Photography has been an efficient tool for me to make peace with the unfolding of events in my life until now. It paves a way for me to be part of the lives of people and be close to someone else. Perhaps, develop a friendship, a sense of solidarity and proximity, maybe love. I never had any linear path towards representing my past nor do I feel that photography can truly depict what I go through daily and what my life has been so far. Yet, it is the closest medium I feel I can use to talk about my own reality and that of others.
It has been an intense experience of living and being with others to overcome my fear of loneliness. The ‘Fragments of the Dying Man’ is the shedding of these morphed identities, the countenance, the grief, and it is the celebration of the life that still has a heartbeat.
Celebration is too happy a word. The soul is tired and the body weary. Not happy. Just the pulse of life in between encounters with new friends who trust in you and share their journeys, their desires and my own past that is a void.
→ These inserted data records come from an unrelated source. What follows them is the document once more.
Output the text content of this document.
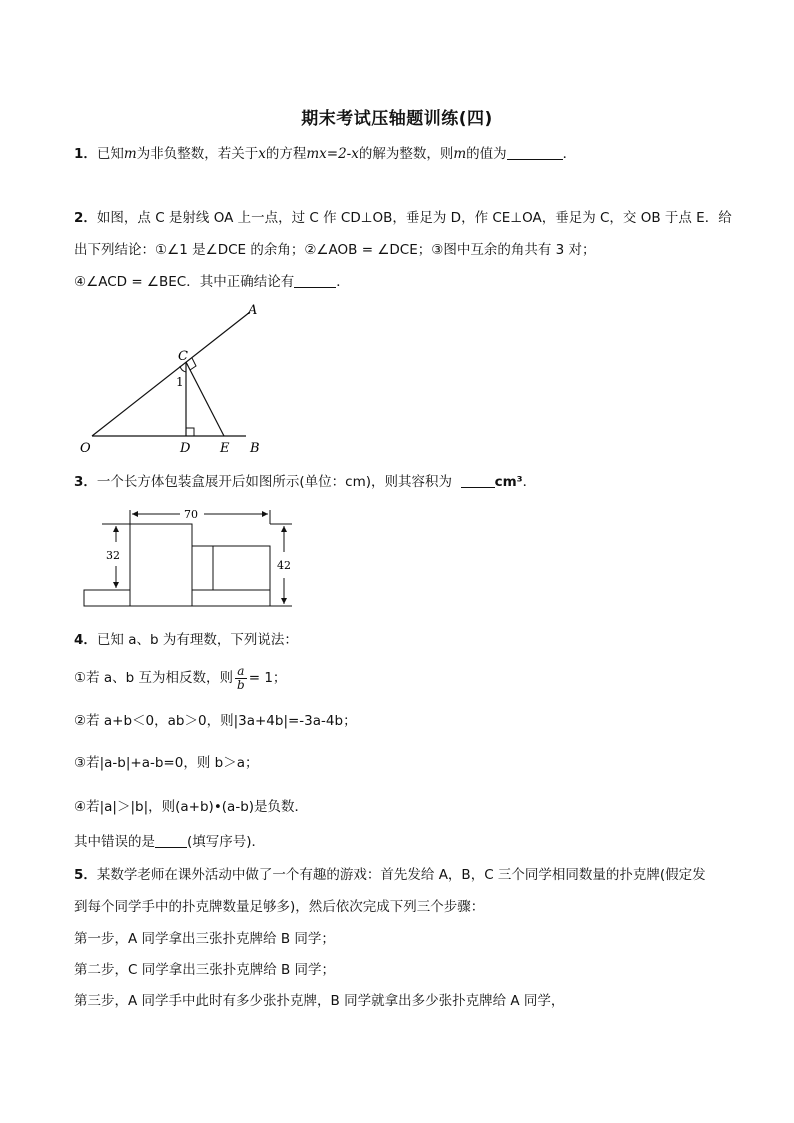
期末考试压轴题训练(四)
1．已知m为非负整数，若关于x的方程mx=2-x的解为整数，则m的值为	．
2．如图，点 C 是射线 OA 上一点，过 C 作 CD⊥OB，垂足为 D，作 CE⊥OA，垂足为 C，交 OB 于点 E．给
出下列结论：①∠1 是∠DCE 的余角；②∠AOB = ∠DCE；③图中互余的角共有 3 对；
④∠ACD = ∠BEC．其中正确结论有	．
A
C
1
O	D E B
3．一个长方体包装盒展开后如图所示(单位：cm)，则其容积为	cm³．
70
32
42
4．已知 a、b 为有理数，下列说法：
①若 a、b 互为相反数，则 $\frac{a}{b} = 1$；
②若 a+b＜0，ab＞0，则|3a+4b|=-3a-4b；
③若|a-b|+a-b=0，则 b＞a；
④若|a|＞|b|，则(a+b)•(a-b)是负数．
其中错误的是 (填写序号)．
5．某数学老师在课外活动中做了一个有趣的游戏：首先发给 A，B，C 三个同学相同数量的扑克牌(假定发
到每个同学手中的扑克牌数量足够多)，然后依次完成下列三个步骤：
第一步，A 同学拿出三张扑克牌给 B 同学；
第二步，C 同学拿出三张扑克牌给 B 同学；
第三步，A 同学手中此时有多少张扑克牌，B 同学就拿出多少张扑克牌给 A 同学，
Photographing leads people to share their most intimate experiences and some break down in the process. This journey is a Zeno’s paradox: The closer you get to someone, the more distanced you become. It is in these contradictions that I thrive and live my reality.
How photography creates a fiction around us? Me and the other, and how through this fiction, of promiscuous exchanges, we get closer to understanding what it means to be here. The narratives are simple, often repetitive, with people acting on their own whim, being the actors and directors of the stage of desire, trying to understand their body and the spectrum of their human experience through being an image. Clothed, barely or nothing at all. A subtle vulnerability that becomes the symbol of an unspoken strength and sexual power.